Он разбирался сам. В смысле — с косяками, залётами и прочим. Мисюра никого не лупцевал, он умел обходиться без этого дерьма, добираясь до сердца с душой любого срочника. Мисюра не унижал и не качал, он не любил Устава, а его методы определения тяжести залёта и методы исправления привели бы в шок любую военную прокуратуру. Но имелось в нём главное — Мисюра был справедливым.
Наевшись говна без офицерских звёздочек — не переносил свои комплексы на обычных ребят, собранных с бору по сосенке и привезённых в Крас со всех концов России-матушки.
Мисюра погиб первым для нашего призыва. Он погиб в первое нападение на заставу Гребенской мост, погиб страшно и не нелепо, ведь парни с той стороны хорошо знали — куда нужно попасть то ли с граника, то ли с миномета и попали точно в палатку офицеров.
Мне как-то повезло, в «Одноклассниках» нашлась фотография, где есть Саша Мисюра, живой, весёлый, всего за несколько часов до собственной гибели. Она теперь как память и искренне рад, что могу снова увидеть лицо летёхи с шалыми голубыми глазами и лихой улыбкой.
Лис, Бруклин Бонс и Мария, дочь Хуана
«Бруклин Бонс» вошёл в мою жизнь благодаря Сивому.
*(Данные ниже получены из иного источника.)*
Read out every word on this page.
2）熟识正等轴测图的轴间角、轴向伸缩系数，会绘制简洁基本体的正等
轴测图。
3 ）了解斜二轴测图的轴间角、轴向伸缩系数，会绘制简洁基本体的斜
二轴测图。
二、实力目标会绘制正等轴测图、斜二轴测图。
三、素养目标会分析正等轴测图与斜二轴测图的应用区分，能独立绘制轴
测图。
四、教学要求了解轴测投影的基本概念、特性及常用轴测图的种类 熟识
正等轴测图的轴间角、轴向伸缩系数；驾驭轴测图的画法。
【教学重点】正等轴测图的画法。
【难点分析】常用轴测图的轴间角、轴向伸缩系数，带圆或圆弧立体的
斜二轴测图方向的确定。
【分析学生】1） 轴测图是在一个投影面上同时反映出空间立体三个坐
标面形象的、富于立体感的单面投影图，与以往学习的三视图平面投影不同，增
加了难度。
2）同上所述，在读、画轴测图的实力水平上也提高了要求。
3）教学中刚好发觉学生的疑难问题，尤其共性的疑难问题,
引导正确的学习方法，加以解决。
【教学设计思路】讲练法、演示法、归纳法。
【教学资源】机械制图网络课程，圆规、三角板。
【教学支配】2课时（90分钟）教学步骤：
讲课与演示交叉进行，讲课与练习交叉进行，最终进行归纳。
Не, неверно, не так: DJ Сивому, фигуре, легендарной для молодёжного Отрадного второй половины девяностых. Секрет раскрывался просто: Сивый жил рядом с нами, мы познакомились благодаря Горохову и нам было иногда интересно общаться в мой последний год перед армейкой. На самом деле он мой тёзка, но знали его именно как Сивого и самого Сивого это никак не напрягало.
Электронная музыка так и не прижилась в моих вкусах, но клипец с дядькой в очках, цилиндре и с двумя красотками запомнился. Как оказалось потом — совершенно не зря. Сам Сивый, давший немало хороших советов из своего армейского опыта вряд ли полагал, насколько сильно отразится моё краткое внимание к заграничным электронщикам на моей духанке.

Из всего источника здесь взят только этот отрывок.